Monday, June 20, 2011

'Murder' Annotated Contents

Following is an annotated table of contents for the "Murder" section of Texas Confidential! "Sex," "Scandal," and "Mayhem" tables of contents with chapter descriptions appear as separate posts.

1) The Border Reivers:
In the late 1840s, the Glanton Gang, a bloodthirsty pack of scalphunters, terrorized the Mexican border region and served as a mercenary unit tasked with exterminating local Indians. (Note: Cormac McCarthy's magnum opus Blood Meridian is based on the activities of the historic Glanton Gang.)

2) The Nueces Massacre: In 1862, a group of Confederate cavalrymen pursued and then massacred more than 40 German immigrants who had decided to remain loyal to the Union cause and were attempting to flee to Mexico.

3) The Way of the Gun: Over the years, innumerable gunmen and hoodlums have prowled the lonely roads and trails of the Lone Star State, preying upon those unfortunate enough to cross their paths and eventually enjoying similar fates themselves.

4) The Death of Ambrose Bierce: In 1913, 71-year-old Ambrose Bierce departed his home in Washington, D.C., to cover the ongoing revolution in Mexico.
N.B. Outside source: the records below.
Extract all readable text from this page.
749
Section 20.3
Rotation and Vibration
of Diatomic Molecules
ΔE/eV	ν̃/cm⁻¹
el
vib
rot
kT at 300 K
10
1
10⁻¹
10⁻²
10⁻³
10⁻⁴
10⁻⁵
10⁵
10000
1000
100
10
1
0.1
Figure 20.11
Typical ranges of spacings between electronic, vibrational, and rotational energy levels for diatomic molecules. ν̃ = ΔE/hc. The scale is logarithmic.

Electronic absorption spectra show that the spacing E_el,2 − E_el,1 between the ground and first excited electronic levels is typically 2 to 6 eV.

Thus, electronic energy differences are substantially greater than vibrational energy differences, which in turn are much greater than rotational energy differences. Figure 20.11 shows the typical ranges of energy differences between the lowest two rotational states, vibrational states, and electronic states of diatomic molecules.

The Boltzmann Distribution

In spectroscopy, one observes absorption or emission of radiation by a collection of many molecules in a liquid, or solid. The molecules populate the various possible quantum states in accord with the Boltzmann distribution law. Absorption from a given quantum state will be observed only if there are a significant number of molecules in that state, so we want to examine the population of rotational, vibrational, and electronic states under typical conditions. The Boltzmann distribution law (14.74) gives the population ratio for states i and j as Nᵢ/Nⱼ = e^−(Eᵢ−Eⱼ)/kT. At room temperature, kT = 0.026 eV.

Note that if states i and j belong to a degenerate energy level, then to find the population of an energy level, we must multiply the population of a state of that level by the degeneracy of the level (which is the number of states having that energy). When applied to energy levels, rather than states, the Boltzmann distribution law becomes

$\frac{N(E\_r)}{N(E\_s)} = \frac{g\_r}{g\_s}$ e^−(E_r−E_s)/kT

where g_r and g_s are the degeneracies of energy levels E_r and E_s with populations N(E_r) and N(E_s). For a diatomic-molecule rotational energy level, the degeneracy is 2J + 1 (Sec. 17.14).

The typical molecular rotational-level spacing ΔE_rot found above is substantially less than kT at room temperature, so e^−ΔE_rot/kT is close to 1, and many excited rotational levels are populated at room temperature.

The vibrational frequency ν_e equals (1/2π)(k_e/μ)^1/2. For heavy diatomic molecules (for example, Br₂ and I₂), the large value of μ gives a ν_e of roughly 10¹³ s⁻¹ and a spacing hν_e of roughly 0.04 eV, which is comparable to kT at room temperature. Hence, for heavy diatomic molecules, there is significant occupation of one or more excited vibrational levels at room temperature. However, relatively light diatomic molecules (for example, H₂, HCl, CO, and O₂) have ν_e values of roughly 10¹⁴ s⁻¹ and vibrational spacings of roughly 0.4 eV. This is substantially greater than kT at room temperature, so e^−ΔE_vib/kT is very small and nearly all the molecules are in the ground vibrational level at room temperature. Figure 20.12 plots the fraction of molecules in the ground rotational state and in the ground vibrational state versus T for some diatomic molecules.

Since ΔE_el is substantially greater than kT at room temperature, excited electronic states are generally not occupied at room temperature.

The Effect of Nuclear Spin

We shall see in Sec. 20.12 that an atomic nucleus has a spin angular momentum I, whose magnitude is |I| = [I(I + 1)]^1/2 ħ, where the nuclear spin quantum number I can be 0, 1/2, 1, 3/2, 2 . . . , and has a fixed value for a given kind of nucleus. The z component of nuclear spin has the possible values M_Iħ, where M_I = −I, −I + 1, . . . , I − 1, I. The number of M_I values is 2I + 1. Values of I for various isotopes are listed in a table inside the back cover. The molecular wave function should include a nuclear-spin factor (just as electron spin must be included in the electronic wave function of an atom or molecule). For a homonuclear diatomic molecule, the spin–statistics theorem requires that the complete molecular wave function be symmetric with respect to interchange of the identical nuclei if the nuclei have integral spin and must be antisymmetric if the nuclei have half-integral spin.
And then he disappeared without a trace, consolidating his mark on literary history by becoming the subject of one of the most famous disappearances in America.

5) Texas Ser-y’all Killers: Texas has certainly not been immune from the brutal scourge of serial killers and has been home to some of the worst that have thus far been caught anywhere in the country.

6) The Ivory Tower of Death: On August 1, 1966, 25-year-old Charles Joseph Whitman, a former Marine and an architectural engineering student at the University of Texas, launched a bloody rampage that left 18 people dead and 42 wounded by the time it was over.

7) The Texas Chainsaw Massacre: From the moment it hit the big screens in 1974, The Texas Chainsaw Massacre became the archetype for the slasher film and gained a reputation as one of the most terrifying movies ever made. It also quickly gained a reputation for having been based on an actual incident that had occurred somewhere in Texas.

8) The Crime of the Century: On May 29, 1979, hit man Charles Voyde Harrelson, estranged father of actor Woody Harrelson, made history when he killed U.S. District Judge John H. Wood Jr. in San Antonio, committing the first assassination of a federal judge in the 20th century.

9) The Women of Death Row: Of the 337 people currently on death row in Texas, a mere 10 of them are women. They are no ladies, however, and are among the worst criminal offenders to have been caught and tried in the state. Texas has put to death three other women since reinstating the death penalty in 1976. (Shown here is Karla Faye Tucker, executed by lethal injection on February 3, 1998.)

10) A Fatal Attraction: By the age of 23, the popularity of Mexican-American pop star Selena was unprecedentedly successful had a devoted, one might almost say fanatical following. And on March 31, 1995, one of those followers, jealous of her idol’s success, shot the singer to death.

11) The Most Hated Woman in America: Madalyn Murray O’Hair may, in fact, have been the most hated woman in America at one point. She was certainly despised enough that in 1995, when she disappeared and it looked likely that she had been murdered, the police in Austin pretty much just decided not to do anything about it.

12) (Bad) Mothers of the Year: A disturbing number of Texas mothers have decided to end it all … for their unfortunate children (or, at the least, to injure them grievously). Medea herself would have been impressed with some of these filicidal matrons. (See "10 Years Ago Today: Andrea Yates Child Murders" on this site for a writeup on one of these bad mothers.)

13) Cruel Justice: Presiding Judge of the Texas Court of Criminal Appeals Sharon Keller (shown at right) decided that a clerk’s office could not stay open late to allow a stay of execution to be filed, and a man was put to death as a result.

14) A Texas Murder Trial: One night in November 2006, sheriff’s deputies in Comal County found the barefoot, mangled body of an 83-year-old woman on the south side of Canyon Lake. A resident from the other side of the lake claimed to have accidentally run over her but her story did not quite hang together.

15) Joe Stack and the IRS: No one likes to pay taxes, but Andrew Joseph Stack III got worked up about it enough to actually commit suicide by flying a plane into an Internal Revenue Service field office in Austin in February 2010.